At age 15, Alphonsine heard a noise and discovered an abandoned baby. Though hungry and homeless herself, she refused to let this baby die. Alphonsine took the baby as her own and named her “Naomi.”
Giving Hope built a home for Alphonsine soon after she joined the program. Within two years, Alphonsine became food secure and was equipped with life skills that allow her to provide for her family.
Through a Giving Hope grant early on, she began three income-generating activities that allowed her to hire labourers to do work she was unable to do.
Alphonsine’s health is improving as well. Giving Hope assists her with costly medicines that must be shipped from Europe.
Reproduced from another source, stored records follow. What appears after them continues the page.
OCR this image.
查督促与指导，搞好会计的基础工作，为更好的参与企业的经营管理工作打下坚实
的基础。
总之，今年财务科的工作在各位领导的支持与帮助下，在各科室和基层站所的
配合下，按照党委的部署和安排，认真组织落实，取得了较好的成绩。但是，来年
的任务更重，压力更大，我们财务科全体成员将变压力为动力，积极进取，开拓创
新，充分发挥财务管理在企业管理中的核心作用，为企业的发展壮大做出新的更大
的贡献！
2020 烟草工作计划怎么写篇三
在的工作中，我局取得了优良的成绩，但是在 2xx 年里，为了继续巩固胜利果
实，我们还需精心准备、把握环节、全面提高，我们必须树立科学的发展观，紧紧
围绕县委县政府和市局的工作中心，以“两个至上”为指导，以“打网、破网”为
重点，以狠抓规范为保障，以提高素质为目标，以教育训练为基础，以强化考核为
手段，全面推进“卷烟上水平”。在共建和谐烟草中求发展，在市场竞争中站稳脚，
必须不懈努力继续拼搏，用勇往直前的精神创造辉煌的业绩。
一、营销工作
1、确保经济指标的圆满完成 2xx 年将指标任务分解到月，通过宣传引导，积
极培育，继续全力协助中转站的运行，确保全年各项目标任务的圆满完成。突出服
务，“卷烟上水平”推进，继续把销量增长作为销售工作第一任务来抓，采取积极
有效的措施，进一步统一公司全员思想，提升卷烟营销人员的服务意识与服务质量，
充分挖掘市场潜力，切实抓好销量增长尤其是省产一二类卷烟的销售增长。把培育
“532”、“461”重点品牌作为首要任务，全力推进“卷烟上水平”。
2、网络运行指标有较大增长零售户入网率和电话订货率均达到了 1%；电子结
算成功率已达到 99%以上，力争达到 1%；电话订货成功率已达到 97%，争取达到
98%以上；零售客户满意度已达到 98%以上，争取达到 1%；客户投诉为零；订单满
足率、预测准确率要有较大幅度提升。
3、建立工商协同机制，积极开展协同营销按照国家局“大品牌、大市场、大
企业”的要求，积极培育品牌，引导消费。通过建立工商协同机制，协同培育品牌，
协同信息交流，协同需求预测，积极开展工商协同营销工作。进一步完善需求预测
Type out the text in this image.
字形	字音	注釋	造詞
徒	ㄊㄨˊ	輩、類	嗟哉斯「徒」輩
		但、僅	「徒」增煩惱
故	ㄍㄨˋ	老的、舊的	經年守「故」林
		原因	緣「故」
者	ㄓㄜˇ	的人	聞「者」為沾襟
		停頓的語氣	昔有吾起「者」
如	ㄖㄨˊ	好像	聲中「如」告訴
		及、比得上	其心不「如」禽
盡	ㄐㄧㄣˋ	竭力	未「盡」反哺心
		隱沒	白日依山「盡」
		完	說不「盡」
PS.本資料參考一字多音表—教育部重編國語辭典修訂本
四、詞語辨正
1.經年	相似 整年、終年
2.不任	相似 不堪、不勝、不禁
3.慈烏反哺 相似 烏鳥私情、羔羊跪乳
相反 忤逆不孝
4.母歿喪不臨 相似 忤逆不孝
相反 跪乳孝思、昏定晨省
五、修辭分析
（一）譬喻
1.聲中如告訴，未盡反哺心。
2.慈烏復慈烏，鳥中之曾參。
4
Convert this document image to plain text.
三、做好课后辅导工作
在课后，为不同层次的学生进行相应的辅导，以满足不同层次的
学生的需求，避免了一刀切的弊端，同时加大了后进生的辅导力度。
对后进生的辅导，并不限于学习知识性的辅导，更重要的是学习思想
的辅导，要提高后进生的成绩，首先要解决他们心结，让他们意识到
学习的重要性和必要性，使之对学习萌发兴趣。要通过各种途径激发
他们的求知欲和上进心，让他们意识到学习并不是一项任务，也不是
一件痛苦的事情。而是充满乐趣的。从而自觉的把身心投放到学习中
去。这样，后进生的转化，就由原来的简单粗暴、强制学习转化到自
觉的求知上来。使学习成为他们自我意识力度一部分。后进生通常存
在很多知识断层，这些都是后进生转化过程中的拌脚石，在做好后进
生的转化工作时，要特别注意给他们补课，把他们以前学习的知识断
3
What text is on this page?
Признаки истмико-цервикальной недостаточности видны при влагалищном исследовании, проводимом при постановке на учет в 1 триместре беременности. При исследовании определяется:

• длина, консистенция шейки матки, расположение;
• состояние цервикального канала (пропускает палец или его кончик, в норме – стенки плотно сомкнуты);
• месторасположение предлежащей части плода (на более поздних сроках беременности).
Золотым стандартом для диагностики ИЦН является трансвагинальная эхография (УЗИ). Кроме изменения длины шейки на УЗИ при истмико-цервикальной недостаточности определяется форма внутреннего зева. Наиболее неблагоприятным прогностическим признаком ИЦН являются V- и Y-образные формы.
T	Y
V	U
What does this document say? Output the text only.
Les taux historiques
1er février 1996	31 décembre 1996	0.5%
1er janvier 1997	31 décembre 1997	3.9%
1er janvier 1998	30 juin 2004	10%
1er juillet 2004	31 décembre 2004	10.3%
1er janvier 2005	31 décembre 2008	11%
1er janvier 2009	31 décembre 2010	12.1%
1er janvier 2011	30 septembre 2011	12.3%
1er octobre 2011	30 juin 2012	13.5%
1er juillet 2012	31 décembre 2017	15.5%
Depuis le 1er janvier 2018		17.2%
The treatment she is finally receiving is helping, enabling her to joyfully participate in some of the work on her farm.
The other orphans in Giving Hope have become her new family. When a ZOE team visited her in her home she shared, “…with the group I feel like I have a big family with lots of brothers and sisters.”
Alphonsine’s favorite scripture is Proverbs 30:7-9 which says:
“Two things I ask of you, O Lord; do not refuse me before I die; Keep falsehood and lies far from me; give me neither poverty nor riches, but give me only my daily bread. Otherwise, I may have too much and disown you and say, ‘Who is the Lord?’ or I may become poor and steal, and so dishonor the name of my God.”
Faithful disciple, business woman, and inspiration to all, Alphonsine embodies Giving Hope.